Waterloo Region Record

Let’s keep testing water quality at beaches

- Luisa D’Amato ldamato@therecord.com, Twitter: @DamatoReco­rd

There are 14 beaches on Lake Huron where the water is tested twice a week to make sure it’s safe to swim in.

From Amberley to Port Blake, with the towns of Goderich and Bayfield in between, levels of E.coli bacteria are measured, recorded and graphed over time.

“We’re able to look at the data from year to year,” said Jean-Guy Albert, public health manager of the Huron County Health Unit. “It can help us make decisions down the road.”

You can read the reports at huronhealt­hunit.ca.

That historic informatio­n allows the health unit to predict how the water at any given beach will behave, even between taking a sample and getting results.

Lake Huron is not so much a lake as an enormous inland sea, with strong currents and waves, towns and parks along its shore, run-off from creeks and agricultur­al land. Each beach is different.

In 2016, the main beach at Goderich had too much bacteria for safe swimming almost six days out of 10. Bacteria levels have risen over the past decade.

By contrast, Bayfield beaches have low bacteria levels. Bayfield’s main beach was safe for swimming 96 per cent of the time.

Studying the long-term data can help solve problems. For example, there are lots of seagulls at beaches in Goderich, attracted by the food that people bring. Those gulls poop on the beach, which adds to lake bacteria levels when rain washes their excrement into the water.

Once officials knew that seagulls were the problem, they could work on solving it. The birds can be discourage­d by placing wires over the swimming area.

Other places like Racine, Wis., have used research like this to dramatical­ly reduce the number of unsafe-water days.

But without the informatio­n, you can’t make a good decision.

Waterloo Region councillor­s might want to think about all this before they stand behind a decision by public health officials to stop testing water at our local beaches.

The issue comes up Tuesday at a meeting of the region’s community services committee, which oversees public health.

Local public health officials decided to stop testing for fecal coliform bacteria in the water at local beaches in the Grand River watershed, like Laurel Creek in Waterloo and Shade’s Mill in Cambridge.

Public health officials say they can’t be sure their test results are secure, because it takes a couple of days to get the tests back.

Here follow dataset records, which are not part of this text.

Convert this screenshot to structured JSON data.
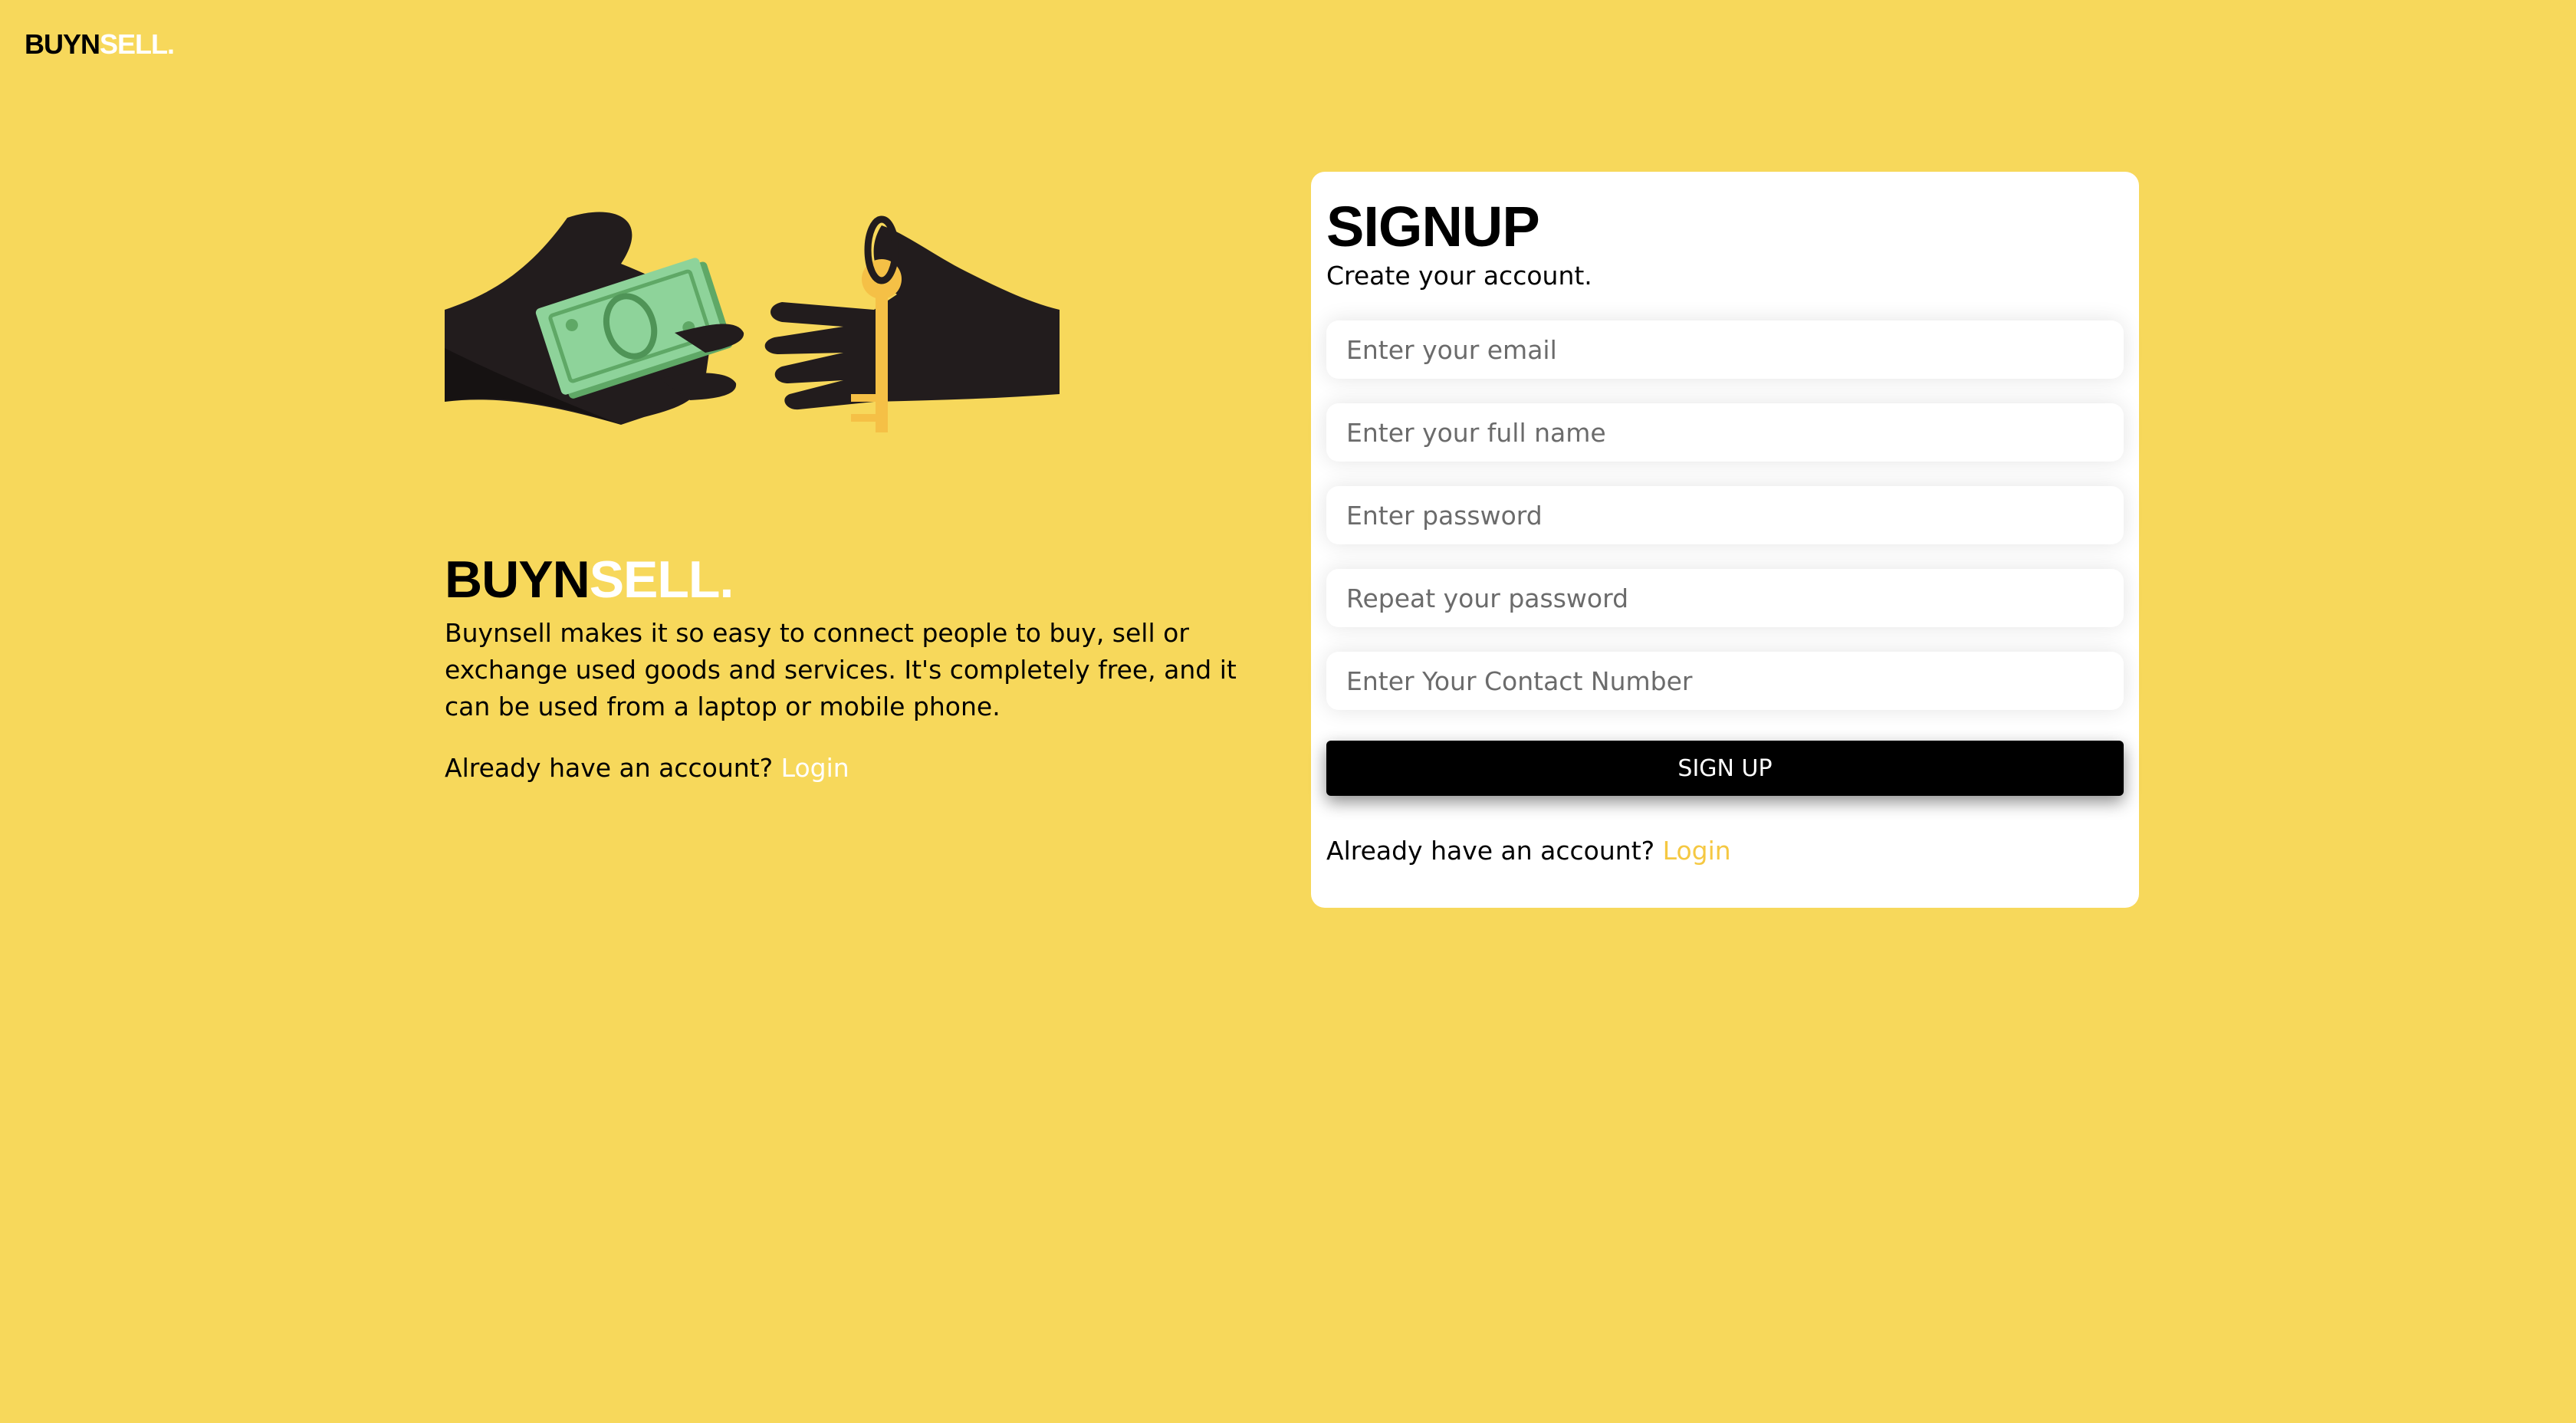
{
  "header": {
    "logo_part1": "BUYN",
    "logo_part2": "SELL."
  },
  "hero": {
    "illustration": "hands-exchanging-money-and-key",
    "brand_part1": "BUYN",
    "brand_part2": "SELL.",
    "description": "Buynsell makes it so easy to connect people to buy, sell or exchange used goods and services. It's completely free, and it can be used from a laptop or mobile phone.",
    "already_text": "Already have an account?",
    "login_label": "Login"
  },
  "form": {
    "title": "SIGNUP",
    "subtitle": "Create your account.",
    "fields": {
      "email": {
        "placeholder": "Enter your email",
        "value": ""
      },
      "full_name": {
        "placeholder": "Enter your full name",
        "value": ""
      },
      "password": {
        "placeholder": "Enter password",
        "value": ""
      },
      "repeat_password": {
        "placeholder": "Repeat your password",
        "value": ""
      },
      "contact": {
        "placeholder": "Enter Your Contact Number",
        "value": ""
      }
    },
    "submit_label": "SIGN UP",
    "already_text": "Already have an account?",
    "login_label": "Login"
  },
  "colors": {
    "background": "#F7D85B",
    "card": "#FFFFFF",
    "button": "#000000",
    "link_on_yellow": "#FFFFFF",
    "link_on_white": "#F5C842"
  }
}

Let’s say the water sample is taken on Monday. The test results come back Wednesday, and show the water has low bacteria levels. But by then, those results could be ancient history, if there is a storm on Tuesday that washes animal excrement into the water from nearby land and raises bacteria levels.

It could lead to a false sense of security, local health officials say.

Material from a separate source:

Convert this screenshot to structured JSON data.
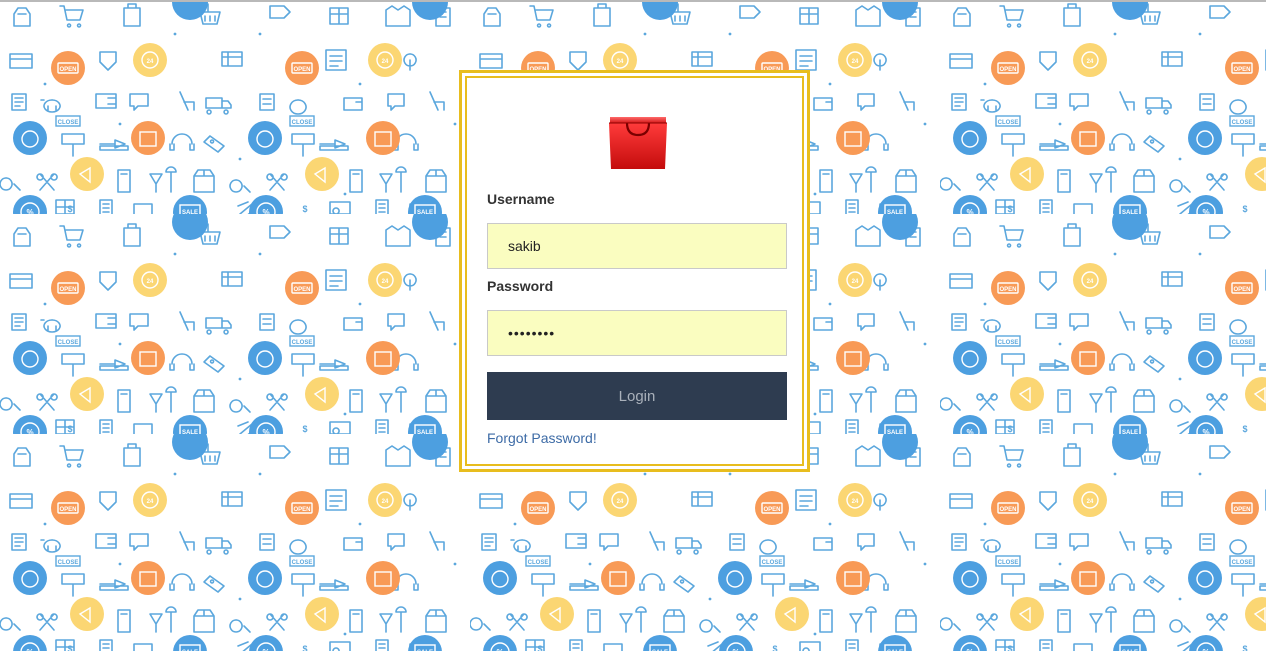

So they’ve decided to stop testing altogether, and instead hand over the responsibi­lity to the people who visit the beach. Signs on the beach will tell them what to watch for (clear water is safer than cloudy water, for example).

In exchange for our taxes, we’re being offered do-it-yourself risk assessment.

But what we are paying for, and should be getting, is regular testing to help monitor the water quality, a commitment to working on long-term problems, and a sensible policy on when to put out the “No Swimming” signs. If Huron County can do it on that giant lake, we can certainly do it on our little river.